5 July 2002
In 1586 William Camden described the remarkable cliffs of the Avon Gorge, Bristol, in his book Britannia, as 'full of diamonds'. In fact, what Camden described was not diamonds at all, but multi-faceted quartz crystals that became known as 'Bristol Diamonds'.
In 1586 William Camden described the remarkable cliffs of the Avon Gorge, Bristol, in his book Britannia:
“From hence as Avon holdeth on his course, there are on ech side very high cliffes…which are so full of Diamants, that a man may fill whole strikes or bushels of them. These are not so much set by, because they be so plenteous. For in bright and transparent colour they match the Indian Diamants; in hardness only they are inferior to them.”
In fact, what Camden described was not diamonds at all, but multi-faceted quartz crystals that became known as ‘Bristol Diamonds’. Now recognised as quartz geodes, they are believed to have formed in the cavities of fossilised scree, which was deposited about 250 million years ago against the sides of long-since eroded mountains. Water percolating through the scree carried silica in solution that was precipitated in the hollows where there was space for the beautiful quartz crystals to grow.

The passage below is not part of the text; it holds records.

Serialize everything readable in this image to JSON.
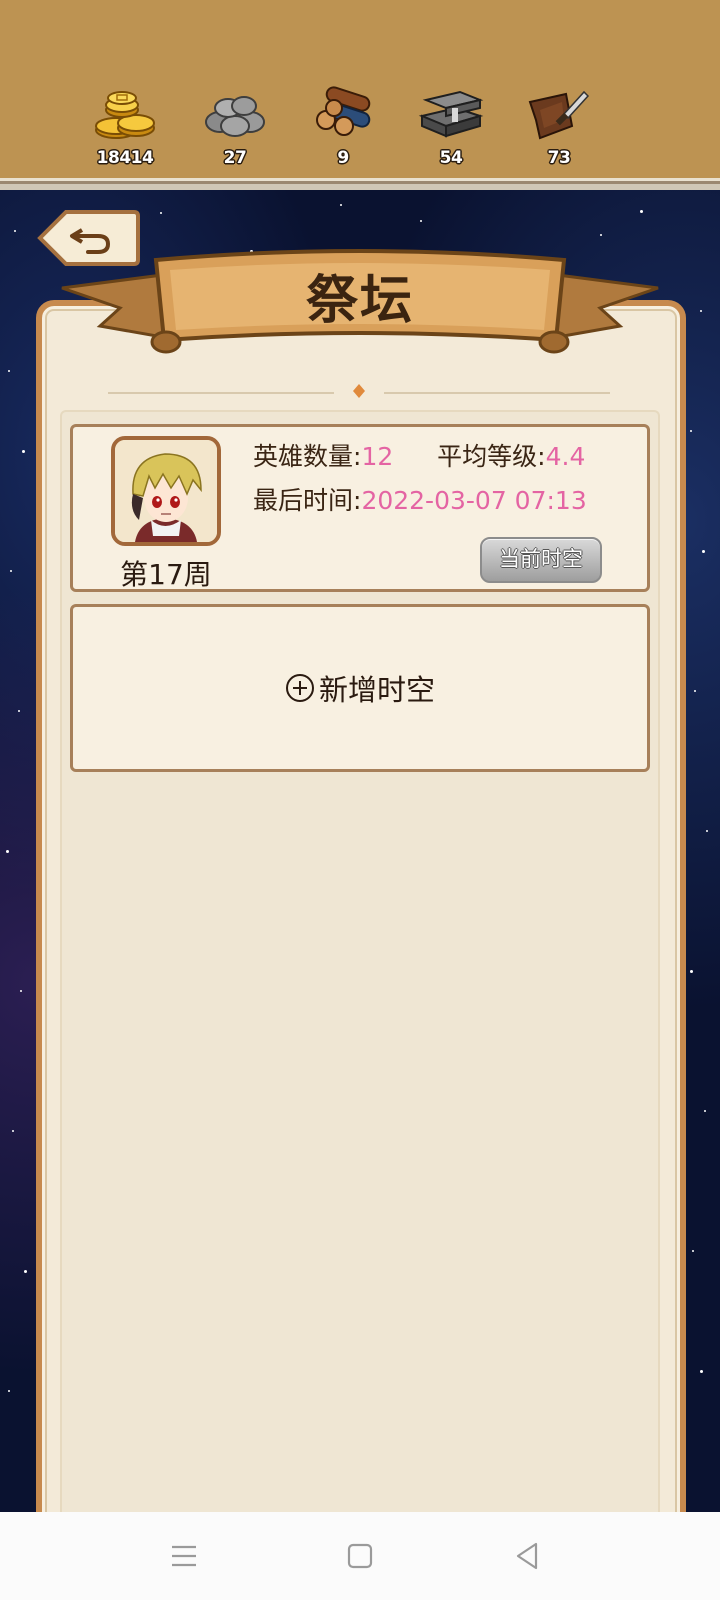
{
  "resources": [
    {
      "icon": "gold-coins-icon",
      "value": "18414"
    },
    {
      "icon": "stone-icon",
      "value": "27"
    },
    {
      "icon": "wood-logs-icon",
      "value": "9"
    },
    {
      "icon": "iron-ingot-icon",
      "value": "54"
    },
    {
      "icon": "leather-knife-icon",
      "value": "73"
    }
  ],
  "title": "祭坛",
  "timeline": {
    "week_label": "第17周",
    "hero_count_label": "英雄数量:",
    "hero_count_value": "12",
    "avg_level_label": "平均等级:",
    "avg_level_value": "4.4",
    "last_time_label": "最后时间:",
    "last_time_value": "2022-03-07 07:13",
    "current_button": "当前时空"
  },
  "add_timeline": {
    "label": "新增时空",
    "icon": "plus-circle-icon"
  },
  "nav": [
    "menu-icon",
    "home-square-icon",
    "back-triangle-icon"
  ],
  "colors": {
    "accent_value": "#e464a3",
    "topbar": "#bd9352",
    "panel_border": "#c78a4e"
  }
}
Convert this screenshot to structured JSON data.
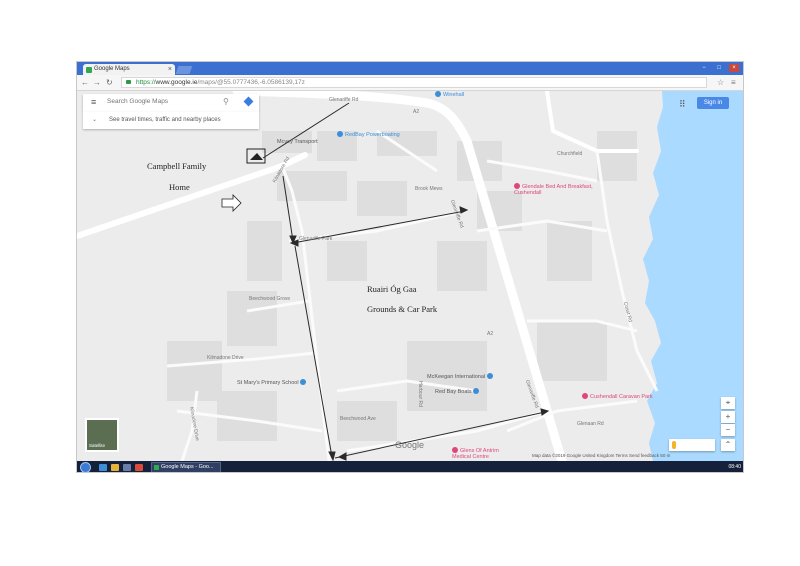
{
  "browser": {
    "tab_title": "Google Maps",
    "tab_close": "×",
    "url_secure": "https://",
    "url_host": "www.google.ie",
    "url_path": "/maps/@55.0777436,-6.0586139,17z",
    "window_buttons": [
      "−",
      "□",
      "×"
    ],
    "nav_icons": [
      "back-icon",
      "forward-icon",
      "reload-icon"
    ]
  },
  "search": {
    "placeholder": "Search Google Maps",
    "traffic_text": "See travel times, traffic and nearby places"
  },
  "header": {
    "sign_in": "Sign in"
  },
  "map": {
    "streets": [
      "Glenariffe Rd",
      "A2",
      "Kilnadore Rd",
      "Brook Mews",
      "Middle Park",
      "Churchfield",
      "Bridge Street",
      "Elmfield Rd",
      "Shore Street",
      "Glenariffe Rd",
      "Cushendall Road",
      "Glenariffe Park",
      "Beechwood Grove",
      "Kilmadone Drive",
      "Braeside Park",
      "Shore Rd",
      "Dunerue Park",
      "Dalriada Ave",
      "Glenariffe Rd",
      "Coast Rd",
      "Kilnadore Drive",
      "Beechwood Ave",
      "Mill St",
      "Gortaclee Rd",
      "Kilnadore Park",
      "Harbour Rd",
      "Church Park",
      "Glenaan Rd"
    ],
    "places": [
      {
        "name": "Winehall",
        "color": "#3a8fd8"
      },
      {
        "name": "Mcvey Transport",
        "color": "#3a8fd8"
      },
      {
        "name": "RedBay Powerboating",
        "color": "#3a8fd8"
      },
      {
        "name": "Glendale Bed And Breakfast, Cushendall",
        "color": "#e0457b"
      },
      {
        "name": "St Mary's Primary School",
        "color": "#3a8fd8"
      },
      {
        "name": "McKeegan International",
        "color": "#3a8fd8"
      },
      {
        "name": "Red Bay Boats",
        "color": "#3a8fd8"
      },
      {
        "name": "Cushendall Caravan Park",
        "color": "#e0457b"
      },
      {
        "name": "Glens Of Antrim Medical Centre",
        "color": "#e0457b"
      }
    ],
    "satellite_label": "Satellite",
    "google_logo": "Google",
    "attribution": "Map data ©2019 Google   United Kingdom   Terms   Send feedback   50 m",
    "zoom_in": "+",
    "zoom_out": "−",
    "compass": "⌃",
    "sea_color": "#aadaff"
  },
  "annotations": {
    "home_label_line1": "Campbell Family",
    "home_label_line2": "Home",
    "grounds_line1": "Ruairi Óg Gaa",
    "grounds_line2": "Grounds & Car Park"
  },
  "taskbar": {
    "item_label": "Google Maps - Goo...",
    "tray_time": "08:40"
  }
}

Camden’s observation that Bristol Diamonds were not as hard as real (Indian) diamonds, was correct. On a scale of hardness for naturally occurring minerals, real diamonds are at the top with 10, while quartz is only 7. Nevertheless, Bristol Diamonds were in great demand for jewellery at that time.
Today it is difficult to imagine what the diamond-studded Avon Gorge must have looked like in the 16th century, long before Brunel’s Suspension Bridge was built. Collection during that period has completely removed them, although a few can occasionally be found on beaches and in quarries around Bristol.